Keeping the Past Present
Virtual Exhibits for Access and Preservation
This project preserves and tells the story of the Town’s and region’s history. It builds on The Depot’s commitment of “Keeping the past present”.
I first met Keck when I purchased a leaseback of the Keck house on the beach as I finished training at the University of Chicago School of medicine. I had him enlarge that house, which eventually became the Glassberg house when I started construction on this current house, at 533 lakefront. The two brothers Keck designed his house with a number of ideas that I had gleaned from my previous house done by them, specifically the window construction, which I wanted very clean, without a buildup of window borders. They in turn said that what is best for the Dune is this configuration: a bridge cantilever porch on the southwest side and entrance at that bridge. The spiral staircase, at 6 feet in diameter then took up less floor space and allowed us to have four bedrooms without disrupting each level. He pointed out, correctly, that the spiral staircase of the size and shape was perfect for moving up and down the four levels, since whoever was transversing it would not have to release a solid hand hold. I elected cedar ceiling and beam construction for both aesthetic reasons and because I didn't want to deal with plaster on the ceiling for the lifetime of the house.
Of course I knew and admired his House of Tomorrow, and over the course of our long association we had many discussions. He had been one of the principle architects of the 1933 World’s fair, and incorporated such ideas as thermopane and solar provisions. He had Buckminster Fuller bring down his dymaxion airplane and had it in at the hangar alongside the house. Keck loved the Dunes and many then young architects, Stanley Tigerman, Harold Olin for two, designed houses for the Dunes. Marie Horner was quite the student of homebuilding – her house is honored with a plaque at Merrivale and Lakefront – and from her I added the insight of a screened porch open to the sky. The house was built in 1977 and it hasn’t required changes over these nearly fifty years.
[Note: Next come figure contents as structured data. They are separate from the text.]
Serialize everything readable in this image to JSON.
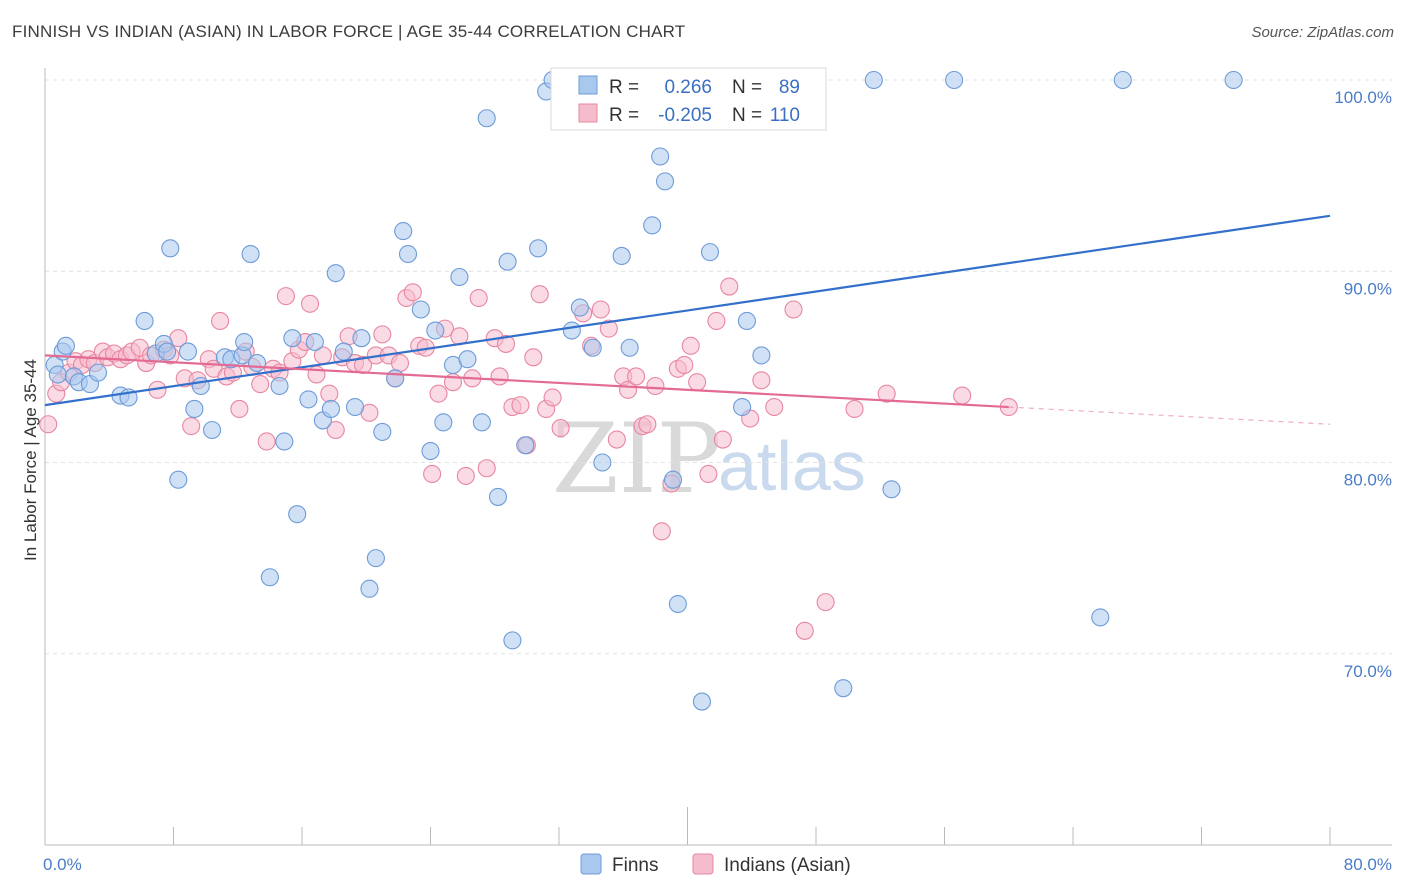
{
  "header": {
    "title": "FINNISH VS INDIAN (ASIAN) IN LABOR FORCE | AGE 35-44 CORRELATION CHART",
    "source": "Source: ZipAtlas.com"
  },
  "watermark": {
    "zip": "ZIP",
    "atlas": "atlas"
  },
  "legend_box": {
    "r_label": "R =",
    "n_label": "N =",
    "rows": [
      {
        "r": "0.266",
        "n": "89",
        "color": "#a9c8ee"
      },
      {
        "r": "-0.205",
        "n": "110",
        "color": "#f5bccd"
      }
    ]
  },
  "chart_data": {
    "type": "scatter",
    "title": "FINNISH VS INDIAN (ASIAN) IN LABOR FORCE | AGE 35-44 CORRELATION CHART",
    "xlabel": "",
    "ylabel": "In Labor Force | Age 35-44",
    "xlim": [
      0,
      80
    ],
    "ylim": [
      60,
      100
    ],
    "x_tick_labels": [
      "0.0%",
      "80.0%"
    ],
    "y_ticks": [
      70,
      80,
      90,
      100
    ],
    "y_tick_labels": [
      "70.0%",
      "80.0%",
      "90.0%",
      "100.0%"
    ],
    "grid": "horizontal dashed",
    "legend_position": "bottom-center",
    "series": [
      {
        "name": "Finns",
        "color": "#a9c8ee",
        "edge": "#6d9bd8",
        "line_color": "#3370cc",
        "r": 0.266,
        "n": 89,
        "trend": {
          "x": [
            0,
            80
          ],
          "y": [
            83.0,
            92.9
          ]
        },
        "points": [
          [
            0.6,
            85.1
          ],
          [
            0.8,
            84.6
          ],
          [
            1.1,
            85.8
          ],
          [
            1.3,
            86.1
          ],
          [
            1.8,
            84.5
          ],
          [
            2.1,
            84.2
          ],
          [
            2.8,
            84.1
          ],
          [
            3.3,
            84.7
          ],
          [
            4.7,
            83.5
          ],
          [
            5.2,
            83.4
          ],
          [
            6.2,
            87.4
          ],
          [
            6.9,
            85.7
          ],
          [
            7.4,
            86.2
          ],
          [
            7.6,
            85.8
          ],
          [
            7.8,
            91.2
          ],
          [
            8.3,
            79.1
          ],
          [
            8.9,
            85.8
          ],
          [
            9.3,
            82.8
          ],
          [
            9.7,
            84.0
          ],
          [
            10.4,
            81.7
          ],
          [
            11.2,
            85.5
          ],
          [
            11.6,
            85.4
          ],
          [
            12.3,
            85.6
          ],
          [
            12.4,
            86.3
          ],
          [
            12.8,
            90.9
          ],
          [
            13.2,
            85.2
          ],
          [
            14.0,
            74.0
          ],
          [
            14.6,
            84.0
          ],
          [
            14.9,
            81.1
          ],
          [
            15.4,
            86.5
          ],
          [
            15.7,
            77.3
          ],
          [
            16.4,
            83.3
          ],
          [
            16.8,
            86.3
          ],
          [
            17.3,
            82.2
          ],
          [
            17.8,
            82.8
          ],
          [
            18.1,
            89.9
          ],
          [
            18.6,
            85.8
          ],
          [
            19.3,
            82.9
          ],
          [
            19.7,
            86.5
          ],
          [
            20.2,
            73.4
          ],
          [
            20.6,
            75.0
          ],
          [
            21.0,
            81.6
          ],
          [
            21.8,
            84.4
          ],
          [
            22.3,
            92.1
          ],
          [
            22.6,
            90.9
          ],
          [
            23.4,
            88.0
          ],
          [
            24.0,
            80.6
          ],
          [
            24.3,
            86.9
          ],
          [
            24.8,
            82.1
          ],
          [
            25.4,
            85.1
          ],
          [
            25.8,
            89.7
          ],
          [
            26.3,
            85.4
          ],
          [
            27.2,
            82.1
          ],
          [
            27.5,
            98.0
          ],
          [
            28.2,
            78.2
          ],
          [
            28.8,
            90.5
          ],
          [
            29.1,
            70.7
          ],
          [
            29.9,
            80.9
          ],
          [
            30.7,
            91.2
          ],
          [
            31.2,
            99.4
          ],
          [
            31.6,
            100.0
          ],
          [
            32.4,
            100.0
          ],
          [
            32.8,
            86.9
          ],
          [
            33.3,
            88.1
          ],
          [
            34.1,
            86.0
          ],
          [
            34.7,
            80.0
          ],
          [
            35.4,
            100.0
          ],
          [
            35.9,
            90.8
          ],
          [
            36.4,
            86.0
          ],
          [
            37.1,
            100.0
          ],
          [
            37.8,
            92.4
          ],
          [
            38.3,
            96.0
          ],
          [
            38.6,
            94.7
          ],
          [
            39.1,
            79.1
          ],
          [
            39.4,
            72.6
          ],
          [
            40.5,
            100.0
          ],
          [
            40.9,
            67.5
          ],
          [
            41.4,
            91.0
          ],
          [
            42.5,
            100.0
          ],
          [
            43.4,
            82.9
          ],
          [
            43.7,
            87.4
          ],
          [
            44.6,
            85.6
          ],
          [
            45.2,
            100.0
          ],
          [
            46.1,
            100.0
          ],
          [
            49.7,
            68.2
          ],
          [
            51.6,
            100.0
          ],
          [
            52.7,
            78.6
          ],
          [
            56.6,
            100.0
          ],
          [
            67.1,
            100.0
          ],
          [
            65.7,
            71.9
          ],
          [
            74.0,
            100.0
          ]
        ]
      },
      {
        "name": "Indians (Asian)",
        "color": "#f5bccd",
        "edge": "#e8879f",
        "line_color": "#e36a92",
        "r": -0.205,
        "n": 110,
        "trend": {
          "x": [
            0,
            60
          ],
          "y": [
            85.6,
            82.9
          ]
        },
        "trend_dashed": {
          "x": [
            60,
            80
          ],
          "y": [
            82.9,
            82.0
          ]
        },
        "points": [
          [
            0.2,
            82.0
          ],
          [
            0.7,
            83.6
          ],
          [
            1.0,
            84.2
          ],
          [
            1.5,
            84.7
          ],
          [
            1.9,
            85.3
          ],
          [
            2.3,
            85.1
          ],
          [
            2.7,
            85.4
          ],
          [
            3.1,
            85.2
          ],
          [
            3.6,
            85.8
          ],
          [
            3.9,
            85.5
          ],
          [
            4.3,
            85.7
          ],
          [
            4.7,
            85.4
          ],
          [
            5.1,
            85.6
          ],
          [
            5.4,
            85.8
          ],
          [
            5.9,
            86.0
          ],
          [
            6.3,
            85.2
          ],
          [
            6.6,
            85.6
          ],
          [
            7.0,
            83.8
          ],
          [
            7.4,
            85.9
          ],
          [
            7.8,
            85.6
          ],
          [
            8.3,
            86.5
          ],
          [
            8.7,
            84.4
          ],
          [
            9.1,
            81.9
          ],
          [
            9.5,
            84.3
          ],
          [
            10.2,
            85.4
          ],
          [
            10.5,
            84.9
          ],
          [
            10.9,
            87.4
          ],
          [
            11.3,
            84.5
          ],
          [
            11.7,
            84.7
          ],
          [
            12.1,
            82.8
          ],
          [
            12.5,
            85.8
          ],
          [
            12.9,
            85.0
          ],
          [
            13.4,
            84.1
          ],
          [
            13.8,
            81.1
          ],
          [
            14.2,
            84.9
          ],
          [
            14.6,
            84.7
          ],
          [
            15.0,
            88.7
          ],
          [
            15.4,
            85.3
          ],
          [
            15.8,
            85.9
          ],
          [
            16.2,
            86.3
          ],
          [
            16.5,
            88.3
          ],
          [
            16.9,
            84.6
          ],
          [
            17.3,
            85.6
          ],
          [
            17.7,
            83.6
          ],
          [
            18.1,
            81.7
          ],
          [
            18.5,
            85.5
          ],
          [
            18.9,
            86.6
          ],
          [
            19.3,
            85.2
          ],
          [
            19.8,
            85.1
          ],
          [
            20.2,
            82.6
          ],
          [
            20.6,
            85.6
          ],
          [
            21.0,
            86.7
          ],
          [
            21.4,
            85.6
          ],
          [
            21.8,
            84.4
          ],
          [
            22.1,
            85.2
          ],
          [
            22.5,
            88.6
          ],
          [
            22.9,
            88.9
          ],
          [
            23.3,
            86.1
          ],
          [
            23.7,
            86.0
          ],
          [
            24.1,
            79.4
          ],
          [
            24.5,
            83.6
          ],
          [
            24.9,
            87.0
          ],
          [
            25.4,
            84.2
          ],
          [
            25.8,
            86.6
          ],
          [
            26.2,
            79.3
          ],
          [
            26.6,
            84.4
          ],
          [
            27.0,
            88.6
          ],
          [
            27.5,
            79.7
          ],
          [
            28.0,
            86.5
          ],
          [
            28.3,
            84.5
          ],
          [
            28.7,
            86.2
          ],
          [
            29.1,
            82.9
          ],
          [
            29.6,
            83.0
          ],
          [
            30.0,
            80.9
          ],
          [
            30.4,
            85.5
          ],
          [
            30.8,
            88.8
          ],
          [
            31.2,
            82.8
          ],
          [
            31.6,
            83.4
          ],
          [
            32.1,
            81.8
          ],
          [
            33.5,
            87.8
          ],
          [
            34.0,
            86.1
          ],
          [
            34.6,
            88.0
          ],
          [
            35.1,
            87.0
          ],
          [
            35.6,
            81.2
          ],
          [
            36.0,
            84.5
          ],
          [
            36.3,
            83.8
          ],
          [
            36.8,
            84.5
          ],
          [
            37.2,
            81.9
          ],
          [
            37.5,
            82.0
          ],
          [
            38.0,
            84.0
          ],
          [
            38.4,
            76.4
          ],
          [
            39.0,
            78.9
          ],
          [
            39.4,
            84.9
          ],
          [
            39.8,
            85.1
          ],
          [
            40.2,
            86.1
          ],
          [
            40.6,
            84.2
          ],
          [
            41.3,
            79.4
          ],
          [
            41.8,
            87.4
          ],
          [
            42.2,
            81.2
          ],
          [
            42.6,
            89.2
          ],
          [
            43.9,
            82.3
          ],
          [
            44.6,
            84.3
          ],
          [
            45.4,
            82.9
          ],
          [
            46.6,
            88.0
          ],
          [
            47.3,
            71.2
          ],
          [
            48.6,
            72.7
          ],
          [
            50.4,
            82.8
          ],
          [
            52.4,
            83.6
          ],
          [
            57.1,
            83.5
          ],
          [
            60.0,
            82.9
          ]
        ]
      }
    ]
  }
}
Historic American Buildings Survey (HABS) Notes:
Significance: The House of Tomorrow is important as an artifact of the 1933-34 Century of Progress exposition, as an early example of the work of architect George Fred Keck, and as a record of the effects of European modernism on American architecture in the 1930s. With its innovative structural system, glass walls, stripped-down ornament and modern materials, the House of Tomorrow embodied the ideals promoted by the fair and by modernist architects: science and technology as sources for design and as symbols of progress and future prosperity. After the close of the exposition in 1934, real-estate developer Robert Bartlett capitalized on this symbolic value, moving the house to Beverly Shores, Indiana in order to stimulate interest in his subdivision there.
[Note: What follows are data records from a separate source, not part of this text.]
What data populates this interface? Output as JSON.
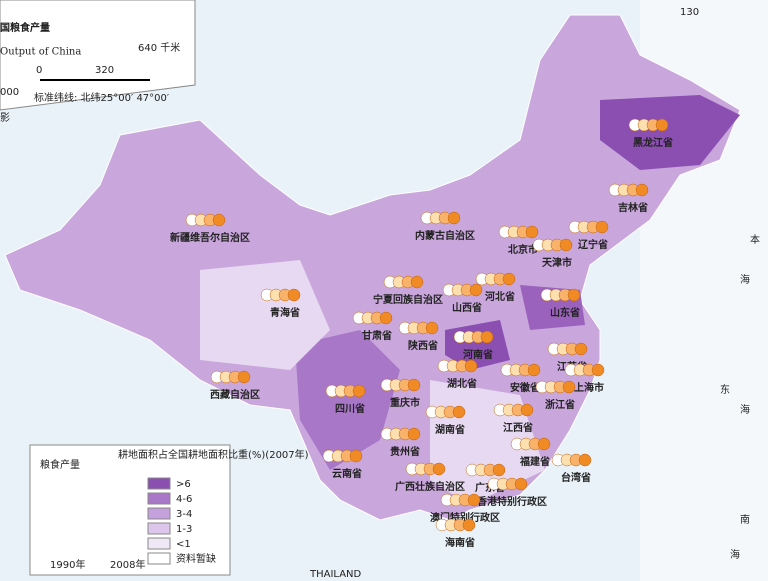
{
  "header": {
    "title": "国粮食产量",
    "subtitle": "Output of China",
    "scale_end": "640 千米",
    "scale_start": "0",
    "scale_mid": "320",
    "ratio": "000",
    "parallels": "标准纬线: 北纬25°00′ 47°00′",
    "left_mark": "影"
  },
  "grid_label": "130",
  "provinces": [
    {
      "name": "黑龙江省"
    },
    {
      "name": "吉林省"
    },
    {
      "name": "辽宁省"
    },
    {
      "name": "内蒙古自治区"
    },
    {
      "name": "北京市"
    },
    {
      "name": "天津市"
    },
    {
      "name": "河北省"
    },
    {
      "name": "山西省"
    },
    {
      "name": "宁夏回族自治区"
    },
    {
      "name": "新疆维吾尔自治区"
    },
    {
      "name": "青海省"
    },
    {
      "name": "甘肃省"
    },
    {
      "name": "陕西省"
    },
    {
      "name": "河南省"
    },
    {
      "name": "山东省"
    },
    {
      "name": "江苏省"
    },
    {
      "name": "上海市"
    },
    {
      "name": "安徽省"
    },
    {
      "name": "湖北省"
    },
    {
      "name": "重庆市"
    },
    {
      "name": "四川省"
    },
    {
      "name": "西藏自治区"
    },
    {
      "name": "贵州省"
    },
    {
      "name": "湖南省"
    },
    {
      "name": "江西省"
    },
    {
      "name": "浙江省"
    },
    {
      "name": "福建省"
    },
    {
      "name": "台湾省"
    },
    {
      "name": "云南省"
    },
    {
      "name": "广西壮族自治区"
    },
    {
      "name": "广东省"
    },
    {
      "name": "香港特别行政区"
    },
    {
      "name": "澳门特别行政区"
    },
    {
      "name": "海南省"
    }
  ],
  "seas": [
    "本",
    "海",
    "东",
    "海",
    "南",
    "海"
  ],
  "neighbor": "THAILAND",
  "legend": {
    "grain_title": "粮食产量",
    "area_title": "耕地面积占全国耕地面积比重(%)(2007年)",
    "classes": [
      {
        "label": ">6",
        "color": "#8a4fb0"
      },
      {
        "label": "4-6",
        "color": "#a877c8"
      },
      {
        "label": "3-4",
        "color": "#c4a0dc"
      },
      {
        "label": "1-3",
        "color": "#dcc6ec"
      },
      {
        "label": "<1",
        "color": "#f1e8f7"
      },
      {
        "label": "资料暂缺",
        "color": "#ffffff"
      }
    ],
    "years": [
      "1990年",
      "2008年"
    ]
  }
}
https://www.indianalandmarks.org/house-of-tomorrow/
In the depths of the Great Depression in 1933–34, the House of Tomorrow at the Chicago World’s Fair offered millions a hopeful vision of a brighter, easier future. Chicago architect George Fred Keck designed the House of Tomorrow to inspire fairgoers to want what they saw: a modern home with floor-to-ceiling glass walls, central air conditioning, an innovative open floor plan, the first General Electric dishwasher, an “iceless” refrigerator, an attached garage whose door opened at the push of a button, an attached hangar for the family airplane.